Zażywałem świeżego powietrza i względnej ciszy truchtając przez zimowy las. Z gałęzi drzew zwieszały się rzędy majestatycznych, przezroczystych sopli. Kojarzyły mi się one z tymi, którzy weszli na szczyt; jedni spadali szybciej, inni wolniej, strąceni nieuważnym ruchem, powiewem wiatru lub ociepleniem pogody. Ale wszyscy kończyli tak samo. W przyrodzie dosłownie wszystko zdawało się być połączone niewidzialną siecią powiązań, w każdej rzeczy i stworzeniu można było dojrzeć choćby cień swego odbicia. Cała konstrukcja natury była niemal równie fascynująca, co jej wielka, wilcza gałąź.
W pewnej chwili zauważyłem jakiegoś szpaka czy gołębia na śniegu.

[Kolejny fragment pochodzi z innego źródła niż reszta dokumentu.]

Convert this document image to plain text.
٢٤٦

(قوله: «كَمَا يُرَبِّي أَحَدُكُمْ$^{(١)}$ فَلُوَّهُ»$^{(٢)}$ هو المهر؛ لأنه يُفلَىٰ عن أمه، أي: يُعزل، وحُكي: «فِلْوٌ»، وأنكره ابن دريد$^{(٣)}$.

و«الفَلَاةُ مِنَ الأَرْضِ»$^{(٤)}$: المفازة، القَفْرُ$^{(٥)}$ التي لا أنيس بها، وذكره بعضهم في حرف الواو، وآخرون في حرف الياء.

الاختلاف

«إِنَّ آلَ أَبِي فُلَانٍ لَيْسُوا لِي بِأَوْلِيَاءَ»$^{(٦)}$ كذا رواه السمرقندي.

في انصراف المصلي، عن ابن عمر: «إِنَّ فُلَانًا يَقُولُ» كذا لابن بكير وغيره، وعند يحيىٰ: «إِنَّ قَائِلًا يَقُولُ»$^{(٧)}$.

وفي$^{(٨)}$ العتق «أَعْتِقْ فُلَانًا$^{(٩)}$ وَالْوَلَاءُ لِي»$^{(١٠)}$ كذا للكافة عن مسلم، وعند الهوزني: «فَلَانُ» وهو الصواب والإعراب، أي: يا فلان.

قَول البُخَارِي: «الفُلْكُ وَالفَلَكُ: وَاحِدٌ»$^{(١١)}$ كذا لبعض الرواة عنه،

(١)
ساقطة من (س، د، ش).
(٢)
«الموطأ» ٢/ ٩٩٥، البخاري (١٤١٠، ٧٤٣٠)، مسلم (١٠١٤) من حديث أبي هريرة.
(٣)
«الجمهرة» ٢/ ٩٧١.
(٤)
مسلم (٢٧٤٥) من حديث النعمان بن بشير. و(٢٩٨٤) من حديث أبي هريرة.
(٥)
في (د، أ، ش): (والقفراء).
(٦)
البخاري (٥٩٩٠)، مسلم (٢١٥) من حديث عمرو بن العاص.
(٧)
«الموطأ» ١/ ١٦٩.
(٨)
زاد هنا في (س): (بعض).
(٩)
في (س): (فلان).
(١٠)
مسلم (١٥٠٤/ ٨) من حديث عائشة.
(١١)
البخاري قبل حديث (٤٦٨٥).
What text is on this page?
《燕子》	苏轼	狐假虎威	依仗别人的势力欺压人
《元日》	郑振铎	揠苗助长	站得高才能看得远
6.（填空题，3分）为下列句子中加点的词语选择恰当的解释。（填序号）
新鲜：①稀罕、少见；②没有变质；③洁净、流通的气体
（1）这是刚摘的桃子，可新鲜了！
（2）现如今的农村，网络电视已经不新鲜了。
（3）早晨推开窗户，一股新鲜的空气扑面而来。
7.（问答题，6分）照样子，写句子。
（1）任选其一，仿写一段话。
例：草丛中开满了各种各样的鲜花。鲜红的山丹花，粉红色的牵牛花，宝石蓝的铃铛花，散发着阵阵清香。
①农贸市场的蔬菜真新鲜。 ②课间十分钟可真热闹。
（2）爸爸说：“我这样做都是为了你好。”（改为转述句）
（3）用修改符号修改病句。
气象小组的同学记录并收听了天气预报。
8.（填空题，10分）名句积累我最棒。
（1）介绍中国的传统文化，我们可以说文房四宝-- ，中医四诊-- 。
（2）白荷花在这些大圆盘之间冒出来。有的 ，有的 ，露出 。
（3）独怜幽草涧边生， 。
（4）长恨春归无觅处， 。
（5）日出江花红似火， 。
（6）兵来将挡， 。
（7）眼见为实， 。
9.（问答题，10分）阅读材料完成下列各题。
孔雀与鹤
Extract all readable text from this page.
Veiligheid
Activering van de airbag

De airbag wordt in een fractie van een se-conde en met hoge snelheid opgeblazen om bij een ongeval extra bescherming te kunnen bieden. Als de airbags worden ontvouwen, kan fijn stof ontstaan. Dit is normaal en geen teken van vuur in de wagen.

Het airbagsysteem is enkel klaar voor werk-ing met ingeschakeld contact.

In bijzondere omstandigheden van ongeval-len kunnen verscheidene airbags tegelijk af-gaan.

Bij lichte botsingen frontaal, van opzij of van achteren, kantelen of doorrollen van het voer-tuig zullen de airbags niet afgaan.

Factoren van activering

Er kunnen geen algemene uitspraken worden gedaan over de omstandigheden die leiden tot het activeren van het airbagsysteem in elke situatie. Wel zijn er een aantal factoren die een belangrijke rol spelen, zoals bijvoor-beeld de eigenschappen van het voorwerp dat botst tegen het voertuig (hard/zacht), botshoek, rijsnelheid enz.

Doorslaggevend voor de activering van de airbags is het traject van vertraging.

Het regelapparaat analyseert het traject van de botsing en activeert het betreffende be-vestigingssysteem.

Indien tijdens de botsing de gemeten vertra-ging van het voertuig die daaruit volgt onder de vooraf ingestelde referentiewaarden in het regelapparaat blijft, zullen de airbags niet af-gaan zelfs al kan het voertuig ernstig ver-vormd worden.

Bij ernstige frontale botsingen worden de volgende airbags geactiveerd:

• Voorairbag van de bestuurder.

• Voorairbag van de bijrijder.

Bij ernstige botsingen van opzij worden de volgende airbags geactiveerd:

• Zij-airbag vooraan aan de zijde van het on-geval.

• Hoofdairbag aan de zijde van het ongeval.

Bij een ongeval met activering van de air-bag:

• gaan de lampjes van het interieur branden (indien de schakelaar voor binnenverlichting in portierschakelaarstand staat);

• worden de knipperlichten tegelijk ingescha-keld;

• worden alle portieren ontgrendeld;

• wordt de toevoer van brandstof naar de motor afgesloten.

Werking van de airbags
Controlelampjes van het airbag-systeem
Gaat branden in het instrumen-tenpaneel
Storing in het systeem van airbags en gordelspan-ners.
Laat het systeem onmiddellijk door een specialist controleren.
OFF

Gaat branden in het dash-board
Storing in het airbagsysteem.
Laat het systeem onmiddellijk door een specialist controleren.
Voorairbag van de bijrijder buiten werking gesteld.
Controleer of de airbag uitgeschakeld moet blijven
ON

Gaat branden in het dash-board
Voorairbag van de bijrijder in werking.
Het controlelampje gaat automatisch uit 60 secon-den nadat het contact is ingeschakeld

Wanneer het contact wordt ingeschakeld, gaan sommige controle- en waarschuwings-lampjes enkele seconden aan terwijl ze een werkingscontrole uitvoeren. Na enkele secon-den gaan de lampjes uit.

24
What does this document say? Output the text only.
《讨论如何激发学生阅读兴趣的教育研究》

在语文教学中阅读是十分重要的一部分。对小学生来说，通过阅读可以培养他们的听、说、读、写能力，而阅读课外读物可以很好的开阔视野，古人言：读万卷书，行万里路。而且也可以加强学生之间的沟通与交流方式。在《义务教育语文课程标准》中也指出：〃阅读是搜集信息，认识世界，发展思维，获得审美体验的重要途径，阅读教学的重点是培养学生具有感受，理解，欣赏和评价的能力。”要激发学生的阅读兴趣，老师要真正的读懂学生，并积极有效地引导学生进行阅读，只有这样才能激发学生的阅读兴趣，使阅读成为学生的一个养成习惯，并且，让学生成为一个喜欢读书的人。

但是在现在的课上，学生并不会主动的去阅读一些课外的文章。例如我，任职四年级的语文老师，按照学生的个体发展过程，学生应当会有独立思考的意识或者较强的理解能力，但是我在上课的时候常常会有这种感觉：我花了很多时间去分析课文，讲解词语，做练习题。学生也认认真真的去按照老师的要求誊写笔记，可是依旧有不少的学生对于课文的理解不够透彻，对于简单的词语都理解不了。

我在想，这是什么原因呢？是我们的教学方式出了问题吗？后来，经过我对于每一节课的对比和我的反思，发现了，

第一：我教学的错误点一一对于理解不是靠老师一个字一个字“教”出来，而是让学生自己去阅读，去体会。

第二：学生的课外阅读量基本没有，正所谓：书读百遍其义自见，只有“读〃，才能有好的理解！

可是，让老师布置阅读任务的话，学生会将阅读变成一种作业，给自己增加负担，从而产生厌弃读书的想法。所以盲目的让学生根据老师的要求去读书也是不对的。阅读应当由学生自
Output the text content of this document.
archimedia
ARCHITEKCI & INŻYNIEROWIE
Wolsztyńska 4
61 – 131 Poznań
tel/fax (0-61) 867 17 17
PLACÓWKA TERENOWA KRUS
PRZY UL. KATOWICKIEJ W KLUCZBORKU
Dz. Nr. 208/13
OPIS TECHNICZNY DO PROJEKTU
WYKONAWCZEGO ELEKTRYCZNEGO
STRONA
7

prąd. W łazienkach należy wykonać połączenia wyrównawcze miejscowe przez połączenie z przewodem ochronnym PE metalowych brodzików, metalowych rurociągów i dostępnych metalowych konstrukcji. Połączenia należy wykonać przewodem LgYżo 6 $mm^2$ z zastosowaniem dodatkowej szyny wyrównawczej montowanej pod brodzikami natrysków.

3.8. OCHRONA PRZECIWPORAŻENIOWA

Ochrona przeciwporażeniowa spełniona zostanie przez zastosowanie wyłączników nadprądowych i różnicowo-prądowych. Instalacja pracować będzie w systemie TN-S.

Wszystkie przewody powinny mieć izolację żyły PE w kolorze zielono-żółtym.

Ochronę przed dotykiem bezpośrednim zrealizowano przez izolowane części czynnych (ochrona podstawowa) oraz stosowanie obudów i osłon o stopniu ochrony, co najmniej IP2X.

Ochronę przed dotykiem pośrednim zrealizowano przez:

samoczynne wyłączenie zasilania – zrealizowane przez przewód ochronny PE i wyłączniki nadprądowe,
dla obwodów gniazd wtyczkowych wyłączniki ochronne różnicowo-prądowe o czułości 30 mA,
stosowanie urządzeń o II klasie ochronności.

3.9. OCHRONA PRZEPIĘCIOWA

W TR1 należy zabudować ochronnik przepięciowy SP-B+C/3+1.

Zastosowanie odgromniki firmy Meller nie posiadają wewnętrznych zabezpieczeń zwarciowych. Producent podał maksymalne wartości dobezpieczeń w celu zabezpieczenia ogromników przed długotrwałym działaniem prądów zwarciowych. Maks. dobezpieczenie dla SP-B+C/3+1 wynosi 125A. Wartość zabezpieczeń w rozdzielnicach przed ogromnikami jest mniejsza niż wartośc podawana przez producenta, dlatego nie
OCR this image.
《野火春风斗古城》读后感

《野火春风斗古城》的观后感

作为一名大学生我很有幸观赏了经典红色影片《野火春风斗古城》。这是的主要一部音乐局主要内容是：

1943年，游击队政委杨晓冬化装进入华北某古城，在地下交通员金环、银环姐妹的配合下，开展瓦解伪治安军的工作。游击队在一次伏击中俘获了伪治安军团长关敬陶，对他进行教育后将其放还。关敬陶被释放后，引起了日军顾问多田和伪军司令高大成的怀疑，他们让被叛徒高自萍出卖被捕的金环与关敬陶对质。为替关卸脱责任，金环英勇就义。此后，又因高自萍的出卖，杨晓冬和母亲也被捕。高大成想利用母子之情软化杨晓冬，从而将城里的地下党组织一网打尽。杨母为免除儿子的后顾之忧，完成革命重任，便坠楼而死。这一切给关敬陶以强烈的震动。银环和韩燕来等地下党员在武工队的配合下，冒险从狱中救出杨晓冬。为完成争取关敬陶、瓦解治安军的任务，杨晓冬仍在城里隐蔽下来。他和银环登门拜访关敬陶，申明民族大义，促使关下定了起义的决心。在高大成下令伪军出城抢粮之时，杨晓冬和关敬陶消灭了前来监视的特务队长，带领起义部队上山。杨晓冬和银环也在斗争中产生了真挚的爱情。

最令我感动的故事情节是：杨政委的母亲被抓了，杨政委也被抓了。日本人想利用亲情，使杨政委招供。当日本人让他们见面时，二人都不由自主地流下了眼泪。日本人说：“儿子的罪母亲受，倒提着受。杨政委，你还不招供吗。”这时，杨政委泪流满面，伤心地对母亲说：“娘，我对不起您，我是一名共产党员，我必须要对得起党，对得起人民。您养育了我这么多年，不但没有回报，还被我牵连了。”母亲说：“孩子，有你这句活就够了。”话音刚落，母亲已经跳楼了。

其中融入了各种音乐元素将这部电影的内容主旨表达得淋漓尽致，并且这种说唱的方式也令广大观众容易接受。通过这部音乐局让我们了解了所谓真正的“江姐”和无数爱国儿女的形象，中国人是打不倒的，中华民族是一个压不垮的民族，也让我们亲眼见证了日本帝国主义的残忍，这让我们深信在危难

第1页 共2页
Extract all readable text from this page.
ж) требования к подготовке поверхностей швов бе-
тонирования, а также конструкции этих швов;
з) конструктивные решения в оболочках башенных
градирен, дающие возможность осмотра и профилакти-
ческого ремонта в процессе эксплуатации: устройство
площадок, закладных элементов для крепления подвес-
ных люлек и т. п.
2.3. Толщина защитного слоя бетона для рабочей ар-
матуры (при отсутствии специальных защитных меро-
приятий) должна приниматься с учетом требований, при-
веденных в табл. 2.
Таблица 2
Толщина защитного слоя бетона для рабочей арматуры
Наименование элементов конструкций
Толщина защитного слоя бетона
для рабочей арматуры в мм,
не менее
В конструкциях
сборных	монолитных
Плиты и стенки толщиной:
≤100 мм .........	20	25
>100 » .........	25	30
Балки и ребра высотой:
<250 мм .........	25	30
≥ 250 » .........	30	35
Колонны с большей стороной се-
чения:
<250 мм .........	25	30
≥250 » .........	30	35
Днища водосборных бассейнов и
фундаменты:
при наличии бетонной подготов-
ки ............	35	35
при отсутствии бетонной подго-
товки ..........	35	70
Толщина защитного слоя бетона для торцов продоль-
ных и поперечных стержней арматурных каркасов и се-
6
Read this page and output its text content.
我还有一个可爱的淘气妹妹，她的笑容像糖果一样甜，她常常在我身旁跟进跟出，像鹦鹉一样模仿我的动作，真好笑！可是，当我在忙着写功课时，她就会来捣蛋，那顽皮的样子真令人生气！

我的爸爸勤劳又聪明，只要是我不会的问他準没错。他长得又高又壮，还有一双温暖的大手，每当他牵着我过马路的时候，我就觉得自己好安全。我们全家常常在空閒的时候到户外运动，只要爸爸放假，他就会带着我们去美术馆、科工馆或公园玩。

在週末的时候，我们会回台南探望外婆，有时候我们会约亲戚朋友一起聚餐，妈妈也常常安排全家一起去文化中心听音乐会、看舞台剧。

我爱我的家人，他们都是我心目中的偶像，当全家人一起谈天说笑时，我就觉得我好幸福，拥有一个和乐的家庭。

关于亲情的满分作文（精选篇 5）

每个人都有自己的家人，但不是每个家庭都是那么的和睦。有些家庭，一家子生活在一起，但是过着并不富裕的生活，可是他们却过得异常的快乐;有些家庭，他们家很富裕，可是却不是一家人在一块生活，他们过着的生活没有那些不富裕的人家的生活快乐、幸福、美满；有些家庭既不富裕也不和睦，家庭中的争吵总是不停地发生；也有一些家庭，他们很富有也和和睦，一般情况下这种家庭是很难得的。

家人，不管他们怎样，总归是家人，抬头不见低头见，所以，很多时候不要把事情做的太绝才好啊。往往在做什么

Uśmiechnąłem się lekko. Kiedy to ostatni raz miałem okazję się zabawić? Nie pamiętam? Do licha! Uniosłem czaszkę z głowy i cisnąłem w kierunku ptaka. Poczułem charakterystyczne szarpnięcie i w tym samym momencie patrzyłem na swoje ciało, leżące w śniegu, ze znacznie niższej perspektywy. Zaciągnąłem nakrycie z powrotem na "swój" łeb, po czym z radosnym okrzykiem wzbiłem się w niebo. Od zawsze najbardziej lubiłem ptasie wcielenia. Gdybym mógł, pewnie zostałbym już na wieki majestatycznym orłem albo, przy sprzyjających wiatrach, feniksem...tak.
Teraz jednak, po dłuższym locie, odnalazłem swoją wilczą postać, całe szczęście w tym samym miejscu, a upewniwszy się, że nie mam żadnych świadków, wróciłem "do siebie". Szybkim ruchem łapy zabiłem zdezorientowanego gołębia i zabrałem się z zadowoleniem do posiłku.